Toujours debout

J’ai perdu mon père cet été.

Il vivait avec la démence depuis plus de 12 ans, et bien qu’il ait lutté chaque jour de ces années, aucune n’a été plus douloureuse ou difficile que la dernière semaine de sa vie. Son cerveau avait oublié comment avaler.

Alors qu’il nous quittait lentement, ma mère et moi avons fait tout ce que nous pouvions pour qu’il ne soit jamais seul. Je dormais avec ma main sur sa poitrine pour sentir son cœur battre – ou pas. Le matin où nous avons décidé tous les deux de partir pour prendre des douches et faire une pause, c’est le matin où il est mort. Lorsque la nouvelle de sa mort s’est répandue, le couloir menant à sa chambre s’est rempli de certaines des familles que nous avions appris à connaître au fil des ans, présentant leurs condoléances et leurs prières.

Après le service commémoratif, j’ai rencontré Brian, un voisin qui avait récemment perdu sa femme à cause de la maladie d’Alzheimer. Il a parlé de la difficulté de l' »après ». Maintenant, il avait une heure de plus le matin parce qu’il ne lui donnait pas de petit-déjeuner. Il ne planifiait plus sa journée de travail en fonction des visites à l’hôpital. Et l’habituelle promenade en fauteuil roulant du dimanche matin de l’autre côté de la rue pour sentir le soleil sur son visage et boire son café préféré, eh bien, cela s’est arrêté aussi.

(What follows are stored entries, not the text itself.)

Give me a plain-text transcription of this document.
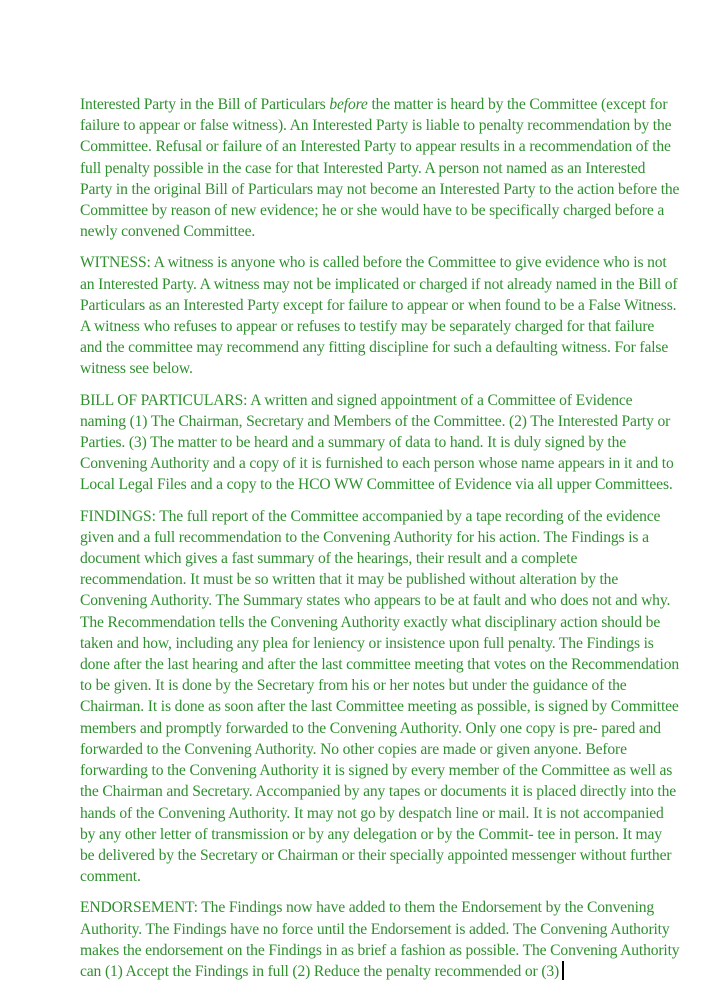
Interested Party in the Bill of Particulars before the matter is heard by the Committee (except for failure to appear or false witness). An Interested Party is liable to penalty recommendation by the Committee. Refusal or failure of an Interested Party to appear results in a recommendation of the full penalty possible in the case for that Interested Party. A person not named as an Interested Party in the original Bill of Particulars may not become an Interested Party to the action before the Committee by reason of new evidence; he or she would have to be specifically charged before a newly convened Committee.

WITNESS: A witness is anyone who is called before the Committee to give evidence who is not an Interested Party. A witness may not be implicated or charged if not already named in the Bill of Particulars as an Interested Party except for failure to appear or when found to be a False Witness. A witness who refuses to appear or refuses to testify may be separately charged for that failure and the committee may recommend any fitting discipline for such a defaulting witness. For false witness see below.

BILL OF PARTICULARS: A written and signed appointment of a Committee of Evidence naming (1) The Chairman, Secretary and Members of the Committee. (2) The Interested Party or Parties. (3) The matter to be heard and a summary of data to hand. It is duly signed by the Convening Authority and a copy of it is furnished to each person whose name appears in it and to Local Legal Files and a copy to the HCO WW Committee of Evidence via all upper Committees.

FINDINGS: The full report of the Committee accompanied by a tape recording of the evidence given and a full recommendation to the Convening Authority for his action. The Findings is a document which gives a fast summary of the hearings, their result and a complete recommendation. It must be so written that it may be published without alteration by the Convening Authority. The Summary states who appears to be at fault and who does not and why. The Recommendation tells the Convening Authority exactly what disciplinary action should be taken and how, including any plea for leniency or insistence upon full penalty. The Findings is done after the last hearing and after the last committee meeting that votes on the Recommendation to be given. It is done by the Secretary from his or her notes but under the guidance of the Chairman. It is done as soon after the last Committee meeting as possible, is signed by Committee members and promptly forwarded to the Convening Authority. Only one copy is pre- pared and forwarded to the Convening Authority. No other copies are made or given anyone. Before forwarding to the Convening Authority it is signed by every member of the Committee as well as the Chairman and Secretary. Accompanied by any tapes or documents it is placed directly into the hands of the Convening Authority. It may not go by despatch line or mail. It is not accompanied by any other letter of transmission or by any delegation or by the Commit- tee in person. It may be delivered by the Secretary or Chairman or their specially appointed messenger without further comment.

ENDORSEMENT: The Findings now have added to them the Endorsement by the Convening Authority. The Findings have no force until the Endorsement is added. The Convening Authority makes the endorsement on the Findings in as brief a fashion as possible. The Convening Authority can (1) Accept the Findings in full (2) Reduce the penalty recommended or (3)
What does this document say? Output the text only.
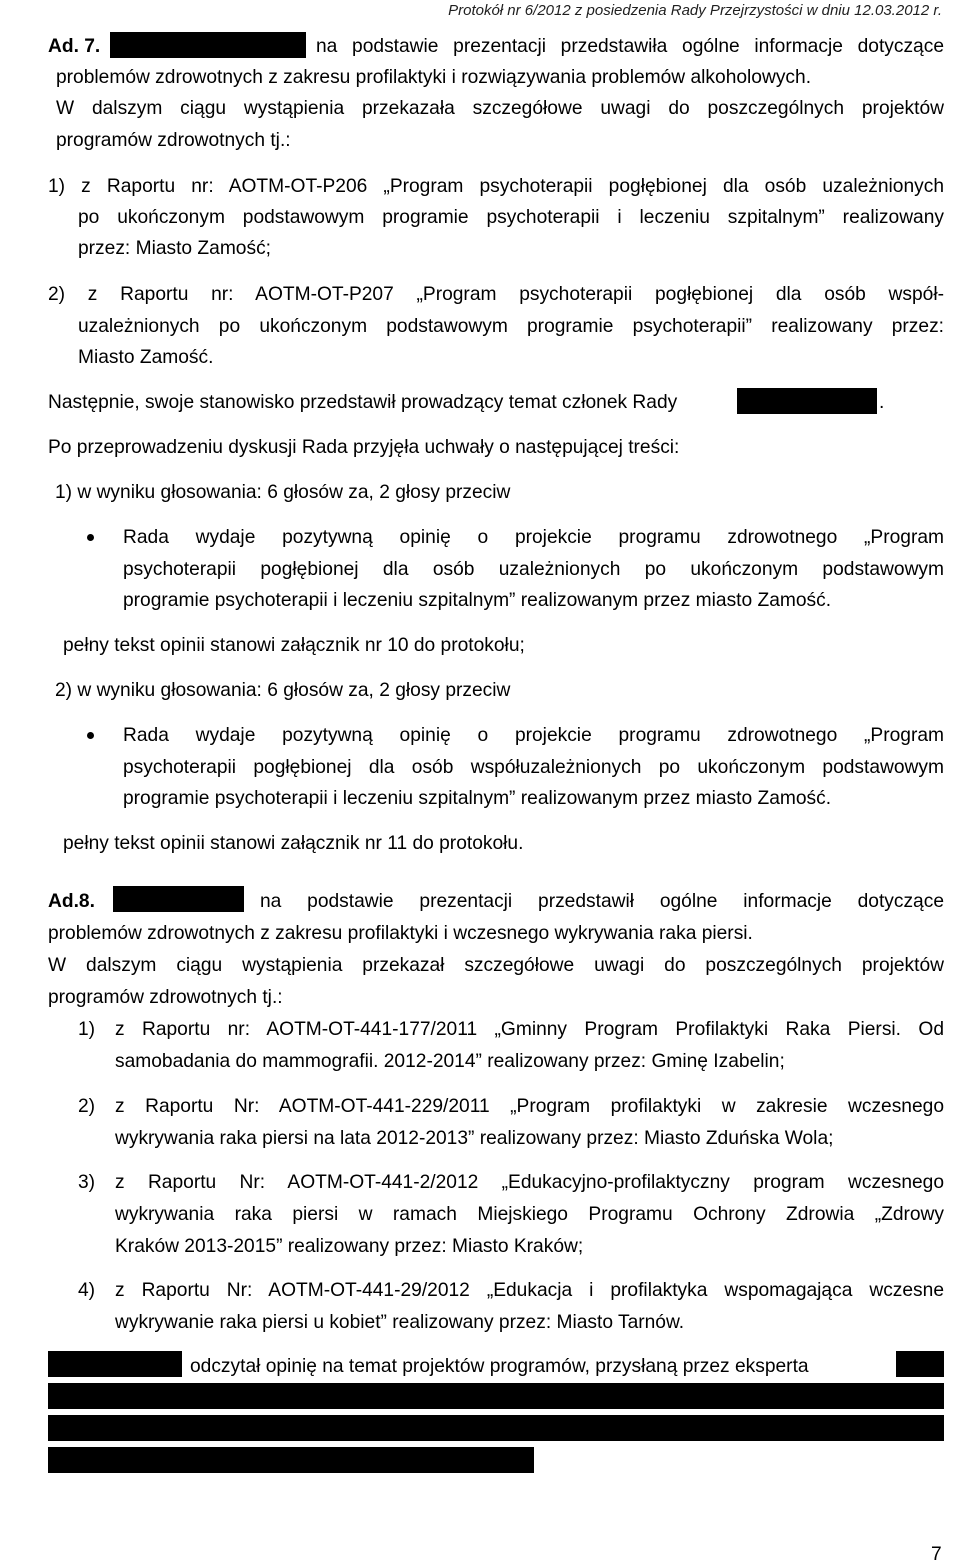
Protokół nr 6/2012 z posiedzenia Rady Przejrzystości w dniu 12.03.2012 r.
Ad. 7.	na podstawie prezentacji przedstawiła ogólne informacje dotyczące
problemów zdrowotnych z zakresu profilaktyki i rozwiązywania problemów alkoholowych.
W dalszym ciągu wystąpienia przekazała szczegółowe uwagi do poszczególnych projektów
programów zdrowotnych tj.:
1) z Raportu nr: AOTM-OT-P206 „Program psychoterapii pogłębionej dla osób uzależnionych
po ukończonym podstawowym programie psychoterapii i leczeniu szpitalnym” realizowany
przez: Miasto Zamość;
2) z Raportu nr: AOTM-OT-P207 „Program psychoterapii pogłębionej dla osób współ-
uzależnionych po ukończonym podstawowym programie psychoterapii” realizowany przez:
Miasto Zamość.
Następnie, swoje stanowisko przedstawił prowadzący temat członek Rady	.
Po przeprowadzeniu dyskusji Rada przyjęła uchwały o następującej treści:
1) w wyniku głosowania: 6 głosów za, 2 głosy przeciw
Rada wydaje pozytywną opinię o projekcie programu zdrowotnego „Program
psychoterapii pogłębionej dla osób uzależnionych po ukończonym podstawowym
programie psychoterapii i leczeniu szpitalnym” realizowanym przez miasto Zamość.
pełny tekst opinii stanowi załącznik nr 10 do protokołu;
2) w wyniku głosowania: 6 głosów za, 2 głosy przeciw
Rada wydaje pozytywną opinię o projekcie programu zdrowotnego „Program
psychoterapii pogłębionej dla osób współuzależnionych po ukończonym podstawowym
programie psychoterapii i leczeniu szpitalnym” realizowanym przez miasto Zamość.
pełny tekst opinii stanowi załącznik nr 11 do protokołu.
Ad.8.	na podstawie prezentacji przedstawił ogólne informacje dotyczące
problemów zdrowotnych z zakresu profilaktyki i wczesnego wykrywania raka piersi.
W dalszym ciągu wystąpienia przekazał szczegółowe uwagi do poszczególnych projektów
programów zdrowotnych tj.:
1) z Raportu nr: AOTM-OT-441-177/2011 „Gminny Program Profilaktyki Raka Piersi. Od
samobadania do mammografii. 2012-2014” realizowany przez: Gminę Izabelin;
2) z Raportu Nr: AOTM-OT-441-229/2011 „Program profilaktyki w zakresie wczesnego
wykrywania raka piersi na lata 2012-2013” realizowany przez: Miasto Zduńska Wola;
3) z Raportu Nr: AOTM-OT-441-2/2012 „Edukacyjno-profilaktyczny program wczesnego
wykrywania raka piersi w ramach Miejskiego Programu Ochrony Zdrowia „Zdrowy
Kraków 2013-2015” realizowany przez: Miasto Kraków;
4) z Raportu Nr: AOTM-OT-441-29/2012 „Edukacja i profilaktyka wspomagająca wczesne
wykrywanie raka piersi u kobiet” realizowany przez: Miasto Tarnów.
odczytał opinię na temat projektów programów, przysłaną przez eksperta
7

Mais il y a une chose qui est restée la même. Ce jour-là, comme tous les mercredis depuis huit ans, il s’est rendu à une réunion d’un groupe de soutien aux aidants. Même si sa femme est partie, le groupe lui a apporté du réconfort. Beaucoup d’entre eux sont devenus des amis proches, et il a estimé qu’en partageant ses expériences, il pouvait aider les autres.

Ce qu’il a dit ensuite m’a fait réfléchir à la valeur des expériences partagées et à la façon dont, lorsque votre vie est profondément affectée par quelque chose comme une maladie grave, si vous avez de la chance, vous pouvez trouver une communauté qui vous apporte réconfort et conseils. Cette communauté fait toujours partie de vous.

« Je n’ai jamais pensé que j’aurais encore envie d’aller à ces réunions », a-t-il déclaré. « Mais au fil des ans, les gens ont cessé de venir après le décès de leur partenaire et je me suis toujours demandé comment ils allaient. Comment ça s’est passé ? Je veux que tout le monde sache que c’était dur, mais je m’en suis sorti. Je suis toujours debout. »

Et c’était là.

Nous pensons souvent à la valeur de la recherche d’une communauté et d’expériences partagées dans le contexte d’un « début » et d’un « pendant » de quelque chose. Dans le cas de la LMC, le besoin de liens sociaux est généralement plus fort dans les premiers jours, alors que nous nous efforçons de comprendre la maladie, de gérer les effets secondaires et d’accepter une vie qui inclut désormais le cancer. Au fil du temps, il peut être nécessaire de reprendre contact à cause d’un changement de médicament ou d’un nouveau problème de santé. Mais généralement, une fois que les choses se sont stabilisées, le besoin de communauté passe au second plan.

La vérité est que l' »après » est le point d’ancrage des communautés de pairs. Les personnes qui ont construit et reconstruit leur vie après une LMC sont celles qui nous permettent de continuer. C’est grâce à eux que nous avons de l’espoir.

Alors que nous nous préparons à célébrer la Journée mondiale de la LMC le 22 septembre, prenez un moment pour réfléchir à l’étape où vous en êtes dans votre parcours avec la LMC. Êtes-vous encore enfoui dans ces jours sombres qui suivent le diagnostic, ceux qui ont le pouvoir de vous submerger d’incertitude et de peur ? Ou cela fait-il quelques années pour vous ? Peut-être que le bouleversement s’est calmé et que la plupart du temps, la LMC ne vous vient pas à l’esprit. Vous devez subir une transplantation ou vous adapter à la vie de survivant d’une transplantation ?

Où que vous soyez dans votre parcours, sachez que votre expérience compte énormément – peut-être surtout dans l' »après ». Alors venez à une ou deux réunions, envoyez un courriel, postez un message sur Facebook. Faites-nous savoir comment vous allez.

Je ne suis pas encore retourné au foyer de soins de longue durée où mon père a passé ses derniers jours. Je sais combien il sera difficile de voir les infirmières qui nous ont aidés lorsque nous en avions le plus besoin, et je sais que les souvenirs seront trop lourds. Mais j’irai un jour prochain, malgré tout cela, pour faire savoir aux autres familles que c’était dur, mais que je m’en suis sorti. Pour leur faire savoir que je suis toujours debout. Comme ils le feront aussi.